RegTech in regulated firms: evaluating tools without adding risk

The market for regulatory technology tools has expanded rapidly, driven by increasing compliance complexity, availability of machine learning capabilities, and the competitive dynamics of a sector where technology vendors are competing to serve compliance teams with limited budgets and stretched resources. RegTech tools now span the full range of compliance functions: automated KYC and AML screening, transaction monitoring, trade surveillance, regulatory reporting, policy management, and Consumer Duty outcome monitoring. The FCA has encouraged innovation in this space through its regulatory sandbox and TechSprints, and has been broadly supportive of firms using technology to improve compliance outcomes. However, the adoption of RegTech tools introduces specific risks that compliance officers and boards should not underestimate.

The most fundamental risk is the delegation risk. Regulated firms cannot outsource regulatory responsibility to technology vendors. This principle applies to RegTech as much as to other outsourced services: if a transaction monitoring tool fails to generate alerts on suspicious activity because its rules are misconfigured, the firm — not the vendor — is responsible for the resulting AML failure. This requires firms to retain meaningful oversight of their RegTech tools: understanding the logic of alert generation, reviewing the calibration of rule sets, validating the output against independent sources, and ensuring that human review of alerts is genuinely substantive rather than rubber-stamping. Firms should also assess whether their reliance on a particular vendor creates concentration risk, and whether they have adequate contingency arrangements if the tool becomes unavailable.

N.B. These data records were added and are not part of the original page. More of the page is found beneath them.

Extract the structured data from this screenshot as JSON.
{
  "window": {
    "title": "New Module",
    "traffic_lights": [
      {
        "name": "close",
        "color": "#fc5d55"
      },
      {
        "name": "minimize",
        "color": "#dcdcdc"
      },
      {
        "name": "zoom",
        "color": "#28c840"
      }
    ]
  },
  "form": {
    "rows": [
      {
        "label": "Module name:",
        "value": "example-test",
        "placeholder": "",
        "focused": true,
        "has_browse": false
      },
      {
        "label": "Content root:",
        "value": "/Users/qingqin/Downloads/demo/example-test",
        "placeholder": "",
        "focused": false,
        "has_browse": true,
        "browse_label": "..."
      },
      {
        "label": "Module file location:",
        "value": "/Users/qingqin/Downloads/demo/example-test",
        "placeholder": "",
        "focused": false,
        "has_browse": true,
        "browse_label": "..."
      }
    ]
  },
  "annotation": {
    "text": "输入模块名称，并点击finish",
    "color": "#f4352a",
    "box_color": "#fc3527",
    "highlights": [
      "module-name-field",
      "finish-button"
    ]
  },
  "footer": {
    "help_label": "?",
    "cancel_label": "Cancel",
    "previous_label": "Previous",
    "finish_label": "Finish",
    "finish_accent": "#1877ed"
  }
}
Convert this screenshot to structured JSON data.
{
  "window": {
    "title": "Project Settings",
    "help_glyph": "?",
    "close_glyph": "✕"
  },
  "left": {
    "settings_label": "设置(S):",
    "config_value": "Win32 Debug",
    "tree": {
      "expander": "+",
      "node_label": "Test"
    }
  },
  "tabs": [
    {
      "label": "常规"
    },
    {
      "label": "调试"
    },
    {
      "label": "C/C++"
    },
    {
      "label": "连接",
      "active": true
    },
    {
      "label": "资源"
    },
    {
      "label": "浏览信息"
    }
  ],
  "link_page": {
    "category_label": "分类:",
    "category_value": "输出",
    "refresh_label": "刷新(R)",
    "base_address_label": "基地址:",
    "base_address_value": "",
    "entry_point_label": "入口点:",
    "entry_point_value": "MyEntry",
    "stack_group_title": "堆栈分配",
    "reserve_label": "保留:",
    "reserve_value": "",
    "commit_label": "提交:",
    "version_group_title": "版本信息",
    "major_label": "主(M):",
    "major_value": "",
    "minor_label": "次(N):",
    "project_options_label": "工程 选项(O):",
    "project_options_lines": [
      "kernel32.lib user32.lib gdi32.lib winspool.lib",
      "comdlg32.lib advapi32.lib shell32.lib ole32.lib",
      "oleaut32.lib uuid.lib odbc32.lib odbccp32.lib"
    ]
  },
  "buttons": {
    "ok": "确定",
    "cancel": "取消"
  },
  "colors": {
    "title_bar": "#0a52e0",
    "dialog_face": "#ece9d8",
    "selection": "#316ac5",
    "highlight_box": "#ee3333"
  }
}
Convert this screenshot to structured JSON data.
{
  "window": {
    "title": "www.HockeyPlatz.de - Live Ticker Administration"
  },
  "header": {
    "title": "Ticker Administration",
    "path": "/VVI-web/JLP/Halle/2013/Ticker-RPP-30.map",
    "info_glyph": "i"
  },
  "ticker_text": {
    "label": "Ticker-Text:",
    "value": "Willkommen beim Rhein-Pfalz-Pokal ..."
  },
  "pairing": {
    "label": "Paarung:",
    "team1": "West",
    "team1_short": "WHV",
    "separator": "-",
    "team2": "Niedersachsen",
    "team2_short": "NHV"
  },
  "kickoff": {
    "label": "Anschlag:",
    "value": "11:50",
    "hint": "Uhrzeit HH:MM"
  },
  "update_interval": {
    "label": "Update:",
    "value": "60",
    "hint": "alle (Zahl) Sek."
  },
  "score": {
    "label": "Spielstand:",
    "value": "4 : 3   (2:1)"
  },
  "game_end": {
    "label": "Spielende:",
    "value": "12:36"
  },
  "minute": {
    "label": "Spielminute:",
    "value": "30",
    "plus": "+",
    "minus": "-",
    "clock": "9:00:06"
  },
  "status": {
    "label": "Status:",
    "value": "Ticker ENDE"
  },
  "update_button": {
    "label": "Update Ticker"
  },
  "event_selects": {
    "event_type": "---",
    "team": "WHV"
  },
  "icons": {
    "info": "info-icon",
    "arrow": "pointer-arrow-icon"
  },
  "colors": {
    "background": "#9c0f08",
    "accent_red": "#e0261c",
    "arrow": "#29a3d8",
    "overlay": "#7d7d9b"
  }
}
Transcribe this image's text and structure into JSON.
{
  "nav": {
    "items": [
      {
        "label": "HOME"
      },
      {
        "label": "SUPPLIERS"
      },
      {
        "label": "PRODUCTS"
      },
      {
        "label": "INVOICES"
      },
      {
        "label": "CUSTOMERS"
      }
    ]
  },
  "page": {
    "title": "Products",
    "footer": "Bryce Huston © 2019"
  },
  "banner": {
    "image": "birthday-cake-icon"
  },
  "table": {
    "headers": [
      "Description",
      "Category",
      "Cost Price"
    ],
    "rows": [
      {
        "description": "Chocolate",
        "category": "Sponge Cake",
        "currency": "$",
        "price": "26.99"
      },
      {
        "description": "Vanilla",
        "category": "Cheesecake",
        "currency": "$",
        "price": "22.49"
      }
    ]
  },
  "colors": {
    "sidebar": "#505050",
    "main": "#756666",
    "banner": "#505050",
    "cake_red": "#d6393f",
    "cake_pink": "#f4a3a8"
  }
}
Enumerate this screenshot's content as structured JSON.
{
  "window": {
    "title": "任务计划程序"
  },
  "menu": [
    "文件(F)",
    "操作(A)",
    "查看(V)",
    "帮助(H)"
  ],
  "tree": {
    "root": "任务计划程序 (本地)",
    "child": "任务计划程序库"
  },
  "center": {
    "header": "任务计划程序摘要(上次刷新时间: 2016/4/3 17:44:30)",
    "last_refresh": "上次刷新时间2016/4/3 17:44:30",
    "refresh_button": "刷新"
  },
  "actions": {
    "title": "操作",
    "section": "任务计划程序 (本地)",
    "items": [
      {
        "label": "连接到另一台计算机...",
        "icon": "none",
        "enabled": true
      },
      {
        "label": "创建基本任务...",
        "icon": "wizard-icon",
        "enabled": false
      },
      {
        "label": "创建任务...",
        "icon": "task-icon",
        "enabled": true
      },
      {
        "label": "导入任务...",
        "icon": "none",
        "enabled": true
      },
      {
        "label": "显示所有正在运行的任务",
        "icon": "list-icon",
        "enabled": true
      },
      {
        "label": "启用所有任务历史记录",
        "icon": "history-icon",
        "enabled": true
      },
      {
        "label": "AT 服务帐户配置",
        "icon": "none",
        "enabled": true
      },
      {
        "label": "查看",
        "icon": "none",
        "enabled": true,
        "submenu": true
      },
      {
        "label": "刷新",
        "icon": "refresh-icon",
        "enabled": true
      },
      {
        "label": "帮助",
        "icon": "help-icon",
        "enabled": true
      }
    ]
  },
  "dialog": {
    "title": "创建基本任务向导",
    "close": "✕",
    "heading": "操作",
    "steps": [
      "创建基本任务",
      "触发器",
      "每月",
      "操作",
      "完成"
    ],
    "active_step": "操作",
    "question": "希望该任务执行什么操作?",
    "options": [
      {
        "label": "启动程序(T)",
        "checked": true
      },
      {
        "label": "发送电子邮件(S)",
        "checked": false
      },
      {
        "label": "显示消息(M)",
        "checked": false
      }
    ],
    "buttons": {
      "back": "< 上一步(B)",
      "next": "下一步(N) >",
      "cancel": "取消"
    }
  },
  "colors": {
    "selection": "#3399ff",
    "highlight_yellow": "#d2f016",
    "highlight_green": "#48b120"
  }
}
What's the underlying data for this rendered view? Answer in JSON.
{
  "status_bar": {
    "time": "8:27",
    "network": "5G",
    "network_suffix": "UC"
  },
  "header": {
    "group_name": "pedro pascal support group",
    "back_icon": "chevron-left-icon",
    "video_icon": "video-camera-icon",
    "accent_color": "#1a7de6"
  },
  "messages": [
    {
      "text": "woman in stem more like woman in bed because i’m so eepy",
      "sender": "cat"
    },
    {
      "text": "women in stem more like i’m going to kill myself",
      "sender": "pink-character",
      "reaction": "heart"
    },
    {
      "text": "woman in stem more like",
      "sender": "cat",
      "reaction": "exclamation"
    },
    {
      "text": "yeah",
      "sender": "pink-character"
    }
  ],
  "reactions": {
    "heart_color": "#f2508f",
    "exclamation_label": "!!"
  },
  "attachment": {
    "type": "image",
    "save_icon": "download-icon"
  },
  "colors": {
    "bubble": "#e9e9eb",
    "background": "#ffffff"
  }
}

Model risk is a specific concern for AI-assisted RegTech tools. Where a tool uses machine learning models to classify customer risk, detect anomalous behaviour, or generate regulatory outputs, firms should apply model risk management principles: understanding the training data and its limitations, testing for bias, validating model outputs against known outcomes, and maintaining human oversight of decisions generated by the model. The FCA's AI principles (discussed in its 2022 AI and Machine Learning guidance and updated in 2024) apply to compliance uses of AI as much as to customer-facing applications.

Data quality is consistently the biggest practical challenge in RegTech implementation. Tools that rely on poor quality, inconsistent, or incomplete data will generate unreliable outputs. Firms frequently underestimate the data remediation work required before a new RegTech tool can be deployed effectively. A structured data readiness assessment — reviewing data completeness, consistency, and currency across the systems that will feed the new tool — should be a mandatory pre-implementation step. Where data quality issues are identified, the remediation plan should be completed before go-live, not treated as a post-implementation improvement.

Procurement and due diligence

RegTech vendors should be subject to the same third-party due diligence as other material outsourced service providers. This includes operational resilience and data security assessments, review of sub-processor arrangements (particularly relevant where tools process personal data or sensitive client information), and contractual provisions covering data access, audit rights, and exit. Firms should also assess whether the vendor's financial stability is adequate and whether the tool has been audited or accredited by an appropriate third party.